State board finalizing social studies guidelines for Texas schools; heated debate expected

By April Castro, AP
Thursday, May 20, 2010

Heated debate expected over Texas curriculum plans

AUSTIN, Texas — Discussions remained mild Thursday as the State Board of Education made final edits to new social studies guidelines for Texas schools. But debate over several controversial plans — including a proposal to tone down criticism of McCarthyism — was expected to heat up as the meeting stretched into the evening.

The board’s decisions will set the standards for teaching history and social studies to some 4.8 million public school students for the next 10 years. The monthslong process of adopting the curriculum has made the board a lightning rod for ideological debate that was expected to intensify Thursday.
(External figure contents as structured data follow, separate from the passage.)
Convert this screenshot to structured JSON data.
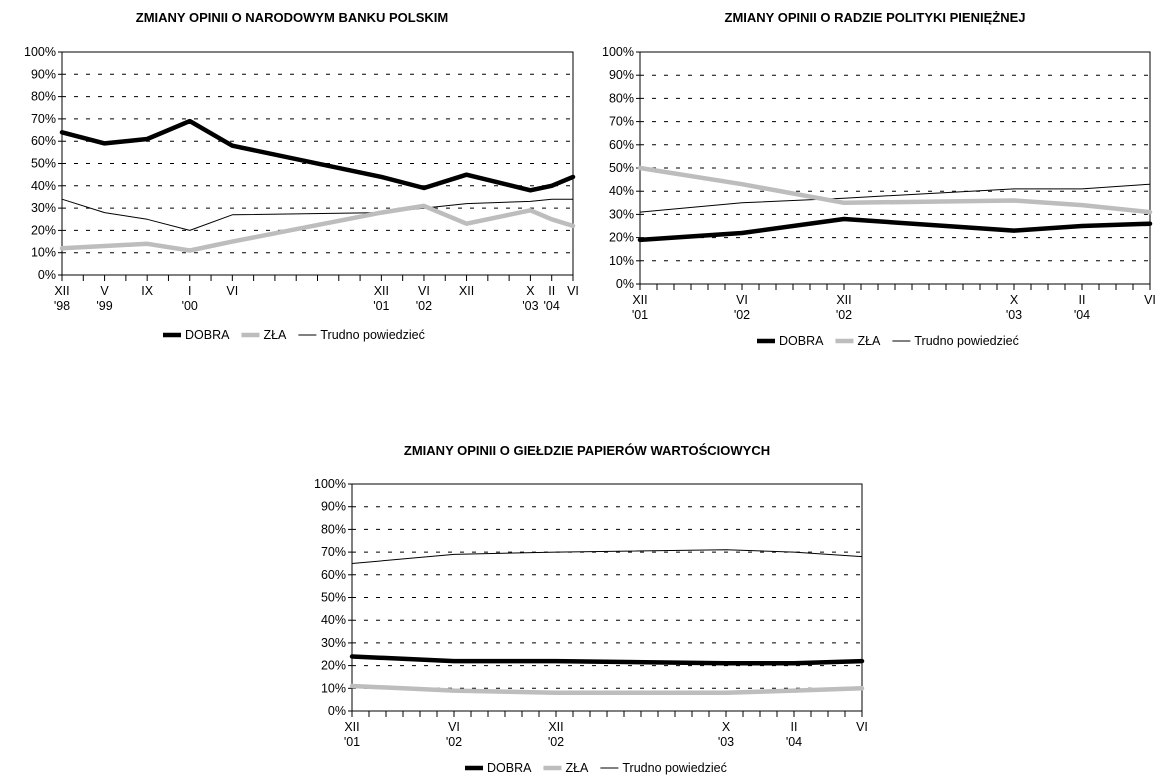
{
  "chart_data": [
    {
      "type": "line",
      "title": "ZMIANY OPINII O NARODOWYM BANKU POLSKIM",
      "ylim": [
        0,
        100
      ],
      "y_ticks": [
        "0%",
        "10%",
        "20%",
        "30%",
        "40%",
        "50%",
        "60%",
        "70%",
        "80%",
        "90%",
        "100%"
      ],
      "grid": "dashed horizontal",
      "x_count": 24,
      "x_labels": [
        {
          "i": 0,
          "l1": "XII",
          "l2": "'98"
        },
        {
          "i": 2,
          "l1": "V",
          "l2": "'99"
        },
        {
          "i": 4,
          "l1": "IX",
          "l2": ""
        },
        {
          "i": 6,
          "l1": "I",
          "l2": "'00"
        },
        {
          "i": 8,
          "l1": "VI",
          "l2": ""
        },
        {
          "i": 15,
          "l1": "XII",
          "l2": "'01"
        },
        {
          "i": 17,
          "l1": "VI",
          "l2": "'02"
        },
        {
          "i": 19,
          "l1": "XII",
          "l2": ""
        },
        {
          "i": 22,
          "l1": "X",
          "l2": "'03"
        },
        {
          "i": 23,
          "l1": "II",
          "l2": "'04"
        },
        {
          "i": 24,
          "l1": "VI",
          "l2": ""
        }
      ],
      "series": [
        {
          "name": "DOBRA",
          "color": "#000000",
          "width": 4.5,
          "points": [
            [
              0,
              64
            ],
            [
              2,
              59
            ],
            [
              4,
              61
            ],
            [
              6,
              69
            ],
            [
              8,
              58
            ],
            [
              15,
              44
            ],
            [
              17,
              39
            ],
            [
              19,
              45
            ],
            [
              22,
              38
            ],
            [
              23,
              40
            ],
            [
              24,
              44
            ]
          ]
        },
        {
          "name": "ZŁA",
          "color": "#bdbdbd",
          "width": 4.5,
          "points": [
            [
              0,
              12
            ],
            [
              2,
              13
            ],
            [
              4,
              14
            ],
            [
              6,
              11
            ],
            [
              8,
              15
            ],
            [
              15,
              28
            ],
            [
              17,
              31
            ],
            [
              19,
              23
            ],
            [
              22,
              29
            ],
            [
              23,
              25
            ],
            [
              24,
              22
            ]
          ]
        },
        {
          "name": "Trudno powiedzieć",
          "color": "#000000",
          "width": 1,
          "points": [
            [
              0,
              34
            ],
            [
              2,
              28
            ],
            [
              4,
              25
            ],
            [
              6,
              20
            ],
            [
              8,
              27
            ],
            [
              15,
              28
            ],
            [
              17,
              30
            ],
            [
              19,
              32
            ],
            [
              22,
              33
            ],
            [
              23,
              34
            ],
            [
              24,
              34
            ]
          ]
        }
      ]
    },
    {
      "type": "line",
      "title": "ZMIANY OPINII O RADZIE POLITYKI PIENIĘŻNEJ",
      "ylim": [
        0,
        100
      ],
      "y_ticks": [
        "0%",
        "10%",
        "20%",
        "30%",
        "40%",
        "50%",
        "60%",
        "70%",
        "80%",
        "90%",
        "100%"
      ],
      "grid": "dashed horizontal",
      "x_count": 24,
      "x_labels": [
        {
          "i": 0,
          "l1": "XII",
          "l2": "'01"
        },
        {
          "i": 6,
          "l1": "VI",
          "l2": "'02"
        },
        {
          "i": 12,
          "l1": "XII",
          "l2": "'02"
        },
        {
          "i": 22,
          "l1": "X",
          "l2": "'03"
        },
        {
          "i": 26,
          "l1": "II",
          "l2": "'04"
        },
        {
          "i": 30,
          "l1": "VI",
          "l2": ""
        }
      ],
      "series": [
        {
          "name": "DOBRA",
          "color": "#000000",
          "width": 4.5,
          "points": [
            [
              0,
              19
            ],
            [
              6,
              22
            ],
            [
              12,
              28
            ],
            [
              22,
              23
            ],
            [
              26,
              25
            ],
            [
              30,
              26
            ]
          ]
        },
        {
          "name": "ZŁA",
          "color": "#bdbdbd",
          "width": 4.5,
          "points": [
            [
              0,
              50
            ],
            [
              6,
              43
            ],
            [
              12,
              35
            ],
            [
              22,
              36
            ],
            [
              26,
              34
            ],
            [
              30,
              31
            ]
          ]
        },
        {
          "name": "Trudno powiedzieć",
          "color": "#000000",
          "width": 1,
          "points": [
            [
              0,
              31
            ],
            [
              6,
              35
            ],
            [
              12,
              37
            ],
            [
              22,
              41
            ],
            [
              26,
              41
            ],
            [
              30,
              43
            ]
          ]
        }
      ]
    },
    {
      "type": "line",
      "title": "ZMIANY OPINII O GIEŁDZIE PAPIERÓW WARTOŚCIOWYCH",
      "ylim": [
        0,
        100
      ],
      "y_ticks": [
        "0%",
        "10%",
        "20%",
        "30%",
        "40%",
        "50%",
        "60%",
        "70%",
        "80%",
        "90%",
        "100%"
      ],
      "grid": "dashed horizontal",
      "x_count": 24,
      "x_labels": [
        {
          "i": 0,
          "l1": "XII",
          "l2": "'01"
        },
        {
          "i": 6,
          "l1": "VI",
          "l2": "'02"
        },
        {
          "i": 12,
          "l1": "XII",
          "l2": "'02"
        },
        {
          "i": 22,
          "l1": "X",
          "l2": "'03"
        },
        {
          "i": 26,
          "l1": "II",
          "l2": "'04"
        },
        {
          "i": 30,
          "l1": "VI",
          "l2": ""
        }
      ],
      "series": [
        {
          "name": "DOBRA",
          "color": "#000000",
          "width": 4.5,
          "points": [
            [
              0,
              24
            ],
            [
              6,
              22
            ],
            [
              12,
              22
            ],
            [
              22,
              21
            ],
            [
              26,
              21
            ],
            [
              30,
              22
            ]
          ]
        },
        {
          "name": "ZŁA",
          "color": "#bdbdbd",
          "width": 4.5,
          "points": [
            [
              0,
              11
            ],
            [
              6,
              9
            ],
            [
              12,
              8
            ],
            [
              22,
              8
            ],
            [
              26,
              9
            ],
            [
              30,
              10
            ]
          ]
        },
        {
          "name": "Trudno powiedzieć",
          "color": "#000000",
          "width": 1,
          "points": [
            [
              0,
              65
            ],
            [
              6,
              69
            ],
            [
              12,
              70
            ],
            [
              22,
              71
            ],
            [
              26,
              70
            ],
            [
              30,
              68
            ]
          ]
        }
      ]
    }
  ],
  "legend": [
    {
      "label": "DOBRA",
      "color": "#000000",
      "width": 4.5
    },
    {
      "label": "ZŁA",
      "color": "#bdbdbd",
      "width": 4.5
    },
    {
      "label": "Trudno powiedzieć",
      "color": "#000000",
      "width": 1
    }
  ]
}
Some of the most prolonged debate came over whether to include Confederate President Jefferson Davis’ inaugural address with a lesson on Abraham Lincoln’s philosophical views; the board decided to include Davis. Also under fire was a proposed change that would refer to the slave trade as the “Atlantic triangular trade.”

The board rejected a renewed effort to include labor leader Dolores Huerta as an example of good citizenship in third-grade history classes. Huerta, who worked alongside Cesar Chavez for farmworkers’ rights, was removed from the list in January amid concerns that she was affiliated with socialists.

Democrat Mary Helen Berlanga offered an amendment Thursday to restore Huerta’s name, but the board voted to reject it. Huerta is listed in a high school history class.

The board also rejected an effort to add former San Antonio mayor and Housing and Urban Development Secretary Henry Cisneros to a fourth-grade example of notable Texans and spent prolonged time debating which Civil War battles and heroes from Texas should be added to a seventh-grade class.

One of the board’s most outspoken conservatives, Republican Don McLeroy, still plans to introduce several amendments Thursday that promise to be contentious. One would require lessons suggesting the nation’s founders might not have intended a separation of church and state as interpreted by the courts, while another would suggest that the United Nations poses a threat to individual liberties.

The board is scheduled to take a final vote Friday, despite repeated calls to delay the vote and start fresh.

The standards also will be used to develop state tests and by textbook publishers that develop materials for the nation based on Texas, one of the largest markets.

McLeroy believes the Texas history curriculum has been unfairly skewed left after years of control by Democrats. He sees his job, along with that of other conservatives on the board, as bringing it back into balance.

But former Education Secretary Rod Paige, who served under President George W. Bush, asked the board Wednesday to stop putting politics in the state’s classrooms.

In another McLeroy amendment, he proposes casting early 20th century muckrakers and reform leaders such as Susan B. Anthony and W.E.B. DuBois in a negative light by contrasting their tone with the optimism of immigrants as told in a 1998 book written by religious painter Thomas Kinkade.

Other proposals would tone down criticisms of the Red Scare and Sen. Joe McCarthy’s anti-communist hearings of the 1950s. They would also portray the UN General Assembly, funding for global humanitarian relief and global environmental initiatives as threats to individual freedom.

Educators have blasted the proposed curriculum for politicizing education. Teachers also have said the document is too long and will force students to memorize lists of names rather than thinking critically.